Penetapan Zona Aman dan Ancaman Bahaya Lanjutan
Menyikapi peningkatan aktivitas vulkanik ini, pihak berwenang langsung mengeluarkan instruksi tegas demi keselamatan warga. Terdapat beberapa poin krusial terkait mitigasi zona bahaya:
- Larangan Memasuki Radius 2 Kilometer: Seluruh lapisan masyarakat, termasuk para wisatawan dan pendaki, dilarang keras untuk mendekat atau melakukan aktivitas dalam radius 2 kilometer dari pusat kawah Gunung Ile Lewotolok.
- Ancaman Material Vulkanik Berbahaya: Selain sebaran abu, potensi ancaman lain yang patut diwaspadai adalah bahaya guguran lava, longsoran batuan panas, hingga potensi munculnya awan panas.
- Sektor Rawan Bencana: Wilayah yang dipetakan paling rentan terdampak jatuhan material letusan meliputi sektor selatan, tenggara, barat, serta area timur laut dari kaki gunung.
Langkah Mitigasi Kesehatan dan Perlindungan Diri
Paparan abu vulkanik sangat berbahaya bagi kesehatan organ tubuh karena partikel mikroskopisnya. Oleh karena itu, masyarakat diimbau untuk disiplin menerapkan protokol keselamatan berikut ini:
- Penggunaan Masker: Warga diwajibkan menggunakan masker pelindung hidung dan mulut saat beraktivitas. Ini merupakan langkah preventif paling vital untuk mencegah terhirupnya abu ke saluran pernapasan, yang memicu Infeksi Saluran Pernapasan Akut (ISPA).
- Perlindungan Mata dan Kulit: Disarankan juga untuk memakai kacamata pelindung dan pakaian berlengan panjang atau jaket agar kulit serta mata tidak mengalami iritasi parah akibat debu vulkanik.

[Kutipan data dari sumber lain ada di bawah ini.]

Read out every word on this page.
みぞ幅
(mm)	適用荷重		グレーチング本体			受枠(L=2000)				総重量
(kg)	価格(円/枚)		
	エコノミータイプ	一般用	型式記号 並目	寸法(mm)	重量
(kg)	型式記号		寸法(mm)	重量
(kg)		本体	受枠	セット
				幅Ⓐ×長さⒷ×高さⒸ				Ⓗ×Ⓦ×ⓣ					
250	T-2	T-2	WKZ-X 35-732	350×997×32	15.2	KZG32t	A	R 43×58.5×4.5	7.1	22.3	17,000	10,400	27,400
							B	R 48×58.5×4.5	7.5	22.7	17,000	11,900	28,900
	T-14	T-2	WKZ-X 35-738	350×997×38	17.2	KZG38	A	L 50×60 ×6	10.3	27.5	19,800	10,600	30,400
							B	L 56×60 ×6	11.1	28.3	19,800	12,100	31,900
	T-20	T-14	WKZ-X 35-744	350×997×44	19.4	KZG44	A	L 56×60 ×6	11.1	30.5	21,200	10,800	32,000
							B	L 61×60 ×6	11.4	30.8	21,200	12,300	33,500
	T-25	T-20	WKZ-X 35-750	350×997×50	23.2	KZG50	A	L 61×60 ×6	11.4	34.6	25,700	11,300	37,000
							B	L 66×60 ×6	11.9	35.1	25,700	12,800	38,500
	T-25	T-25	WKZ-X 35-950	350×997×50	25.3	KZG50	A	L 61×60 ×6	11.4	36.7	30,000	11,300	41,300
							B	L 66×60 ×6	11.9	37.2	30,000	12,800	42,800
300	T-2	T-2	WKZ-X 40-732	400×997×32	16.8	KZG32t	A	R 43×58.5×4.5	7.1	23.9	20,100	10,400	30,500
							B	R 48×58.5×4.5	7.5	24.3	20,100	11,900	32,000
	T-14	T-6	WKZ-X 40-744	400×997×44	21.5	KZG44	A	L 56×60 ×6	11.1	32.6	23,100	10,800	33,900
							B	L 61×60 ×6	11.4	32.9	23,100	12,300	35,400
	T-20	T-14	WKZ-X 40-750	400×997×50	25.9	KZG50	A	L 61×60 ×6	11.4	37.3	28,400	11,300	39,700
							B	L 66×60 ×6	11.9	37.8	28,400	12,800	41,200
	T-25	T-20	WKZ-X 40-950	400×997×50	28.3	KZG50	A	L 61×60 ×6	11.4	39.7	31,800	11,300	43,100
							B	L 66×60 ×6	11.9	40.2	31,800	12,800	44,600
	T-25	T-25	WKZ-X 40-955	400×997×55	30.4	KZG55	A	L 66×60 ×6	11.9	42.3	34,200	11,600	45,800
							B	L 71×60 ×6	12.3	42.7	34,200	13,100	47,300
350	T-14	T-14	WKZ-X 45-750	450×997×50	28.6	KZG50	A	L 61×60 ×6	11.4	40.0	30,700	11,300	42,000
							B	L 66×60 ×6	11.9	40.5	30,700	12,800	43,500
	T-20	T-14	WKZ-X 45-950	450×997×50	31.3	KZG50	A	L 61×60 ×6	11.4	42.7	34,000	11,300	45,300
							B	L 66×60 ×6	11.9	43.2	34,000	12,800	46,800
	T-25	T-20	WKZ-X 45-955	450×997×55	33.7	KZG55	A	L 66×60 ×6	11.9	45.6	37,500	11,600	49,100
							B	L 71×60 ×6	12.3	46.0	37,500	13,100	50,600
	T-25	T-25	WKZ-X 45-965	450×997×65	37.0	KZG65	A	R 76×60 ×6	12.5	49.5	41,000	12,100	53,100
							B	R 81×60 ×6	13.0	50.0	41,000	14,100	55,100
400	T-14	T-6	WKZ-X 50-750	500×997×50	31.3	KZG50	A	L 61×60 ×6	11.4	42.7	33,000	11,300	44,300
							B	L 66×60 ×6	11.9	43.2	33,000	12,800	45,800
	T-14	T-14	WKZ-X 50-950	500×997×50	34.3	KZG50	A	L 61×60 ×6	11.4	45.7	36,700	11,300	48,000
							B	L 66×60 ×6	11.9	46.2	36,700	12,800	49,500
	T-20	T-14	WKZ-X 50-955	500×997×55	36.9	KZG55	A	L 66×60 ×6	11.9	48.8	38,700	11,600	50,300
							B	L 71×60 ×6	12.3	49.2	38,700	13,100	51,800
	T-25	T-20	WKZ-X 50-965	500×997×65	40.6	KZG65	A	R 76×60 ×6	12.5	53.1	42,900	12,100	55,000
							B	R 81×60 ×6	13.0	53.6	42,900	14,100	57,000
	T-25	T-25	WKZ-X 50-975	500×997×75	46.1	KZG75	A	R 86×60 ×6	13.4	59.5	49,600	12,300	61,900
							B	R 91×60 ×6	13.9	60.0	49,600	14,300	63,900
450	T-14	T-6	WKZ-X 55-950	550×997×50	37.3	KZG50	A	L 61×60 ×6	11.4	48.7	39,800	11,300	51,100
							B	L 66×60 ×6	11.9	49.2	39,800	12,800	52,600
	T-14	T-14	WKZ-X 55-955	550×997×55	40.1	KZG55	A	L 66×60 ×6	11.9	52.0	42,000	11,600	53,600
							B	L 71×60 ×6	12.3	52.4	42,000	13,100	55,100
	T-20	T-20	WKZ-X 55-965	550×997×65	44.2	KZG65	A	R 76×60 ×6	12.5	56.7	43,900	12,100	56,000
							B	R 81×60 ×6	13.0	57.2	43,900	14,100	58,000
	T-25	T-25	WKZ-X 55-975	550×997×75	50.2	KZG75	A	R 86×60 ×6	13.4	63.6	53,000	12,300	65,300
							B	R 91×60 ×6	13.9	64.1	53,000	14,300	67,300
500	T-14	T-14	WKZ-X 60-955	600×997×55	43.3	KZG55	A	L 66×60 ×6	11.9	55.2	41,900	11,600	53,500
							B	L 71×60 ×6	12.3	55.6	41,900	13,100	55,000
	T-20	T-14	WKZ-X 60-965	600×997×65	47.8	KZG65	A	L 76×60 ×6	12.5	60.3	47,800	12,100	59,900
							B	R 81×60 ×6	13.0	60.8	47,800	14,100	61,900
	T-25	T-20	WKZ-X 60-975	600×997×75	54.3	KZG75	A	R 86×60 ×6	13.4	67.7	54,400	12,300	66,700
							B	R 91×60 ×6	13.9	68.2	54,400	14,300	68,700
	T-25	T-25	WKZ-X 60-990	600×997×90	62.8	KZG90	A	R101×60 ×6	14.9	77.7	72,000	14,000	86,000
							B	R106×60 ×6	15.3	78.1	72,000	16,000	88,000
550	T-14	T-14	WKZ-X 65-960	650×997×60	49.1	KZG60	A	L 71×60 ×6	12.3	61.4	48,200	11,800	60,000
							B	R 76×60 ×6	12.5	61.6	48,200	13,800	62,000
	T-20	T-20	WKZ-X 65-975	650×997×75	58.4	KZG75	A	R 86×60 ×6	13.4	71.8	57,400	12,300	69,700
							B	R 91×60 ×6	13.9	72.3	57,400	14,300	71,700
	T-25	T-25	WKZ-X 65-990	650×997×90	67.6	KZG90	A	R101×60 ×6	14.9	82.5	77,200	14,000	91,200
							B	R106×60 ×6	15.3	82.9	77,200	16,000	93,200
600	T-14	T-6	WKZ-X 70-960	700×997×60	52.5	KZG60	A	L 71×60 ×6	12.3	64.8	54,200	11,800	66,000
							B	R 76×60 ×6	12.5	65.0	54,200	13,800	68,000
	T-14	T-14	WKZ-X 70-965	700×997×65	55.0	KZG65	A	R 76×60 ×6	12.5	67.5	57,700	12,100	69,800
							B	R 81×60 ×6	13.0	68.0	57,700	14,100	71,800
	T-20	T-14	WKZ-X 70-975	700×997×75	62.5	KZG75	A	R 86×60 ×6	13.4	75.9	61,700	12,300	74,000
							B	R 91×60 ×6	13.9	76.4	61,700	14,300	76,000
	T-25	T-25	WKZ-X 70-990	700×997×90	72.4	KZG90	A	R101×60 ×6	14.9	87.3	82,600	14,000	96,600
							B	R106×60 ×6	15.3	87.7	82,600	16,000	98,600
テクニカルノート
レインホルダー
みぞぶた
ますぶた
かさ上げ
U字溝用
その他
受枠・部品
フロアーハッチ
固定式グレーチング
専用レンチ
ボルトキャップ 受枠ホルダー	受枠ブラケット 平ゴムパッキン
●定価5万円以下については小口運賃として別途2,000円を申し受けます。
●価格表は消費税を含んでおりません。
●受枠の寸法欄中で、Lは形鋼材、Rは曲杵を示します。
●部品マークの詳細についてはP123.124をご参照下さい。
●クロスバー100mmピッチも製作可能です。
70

- Amankan Sumber Air Bersih: Hal yang tidak kalah penting adalah segera menutup rapat semua tempat penampungan air bersih, sumur, maupun tandon agar tidak tercemar tumpukan debu vulkanik.
Saluran Informasi dan Koordinasi Resmi
Di tengah situasi aktivitas vulkanik yang dinamis, arus informasi yang akurat adalah kunci mitigasi. Pemerintah daerah beserta masyarakat diminta untuk terus menjaga komunikasi dan koordinasi dengan Pos Pengamatan Gunung Ile Lewotolok yang berlokasi di Desa Laranwutun, Kecamatan Ile Ape.
Selain itu, setiap pembaruan status bahaya maupun instruksi evakuasi sebaiknya hanya merujuk pada informasi resmi yang dirilis oleh Pusat Vulkanologi dan Mitigasi Bencana Geologi (PVMBG) atau Badan Geologi di Bandung. Warga diminta untuk tetap tenang, tidak termakan isu hoaks, dan selalu mematuhi arahan dari para petugas kebencanaan di lapangan.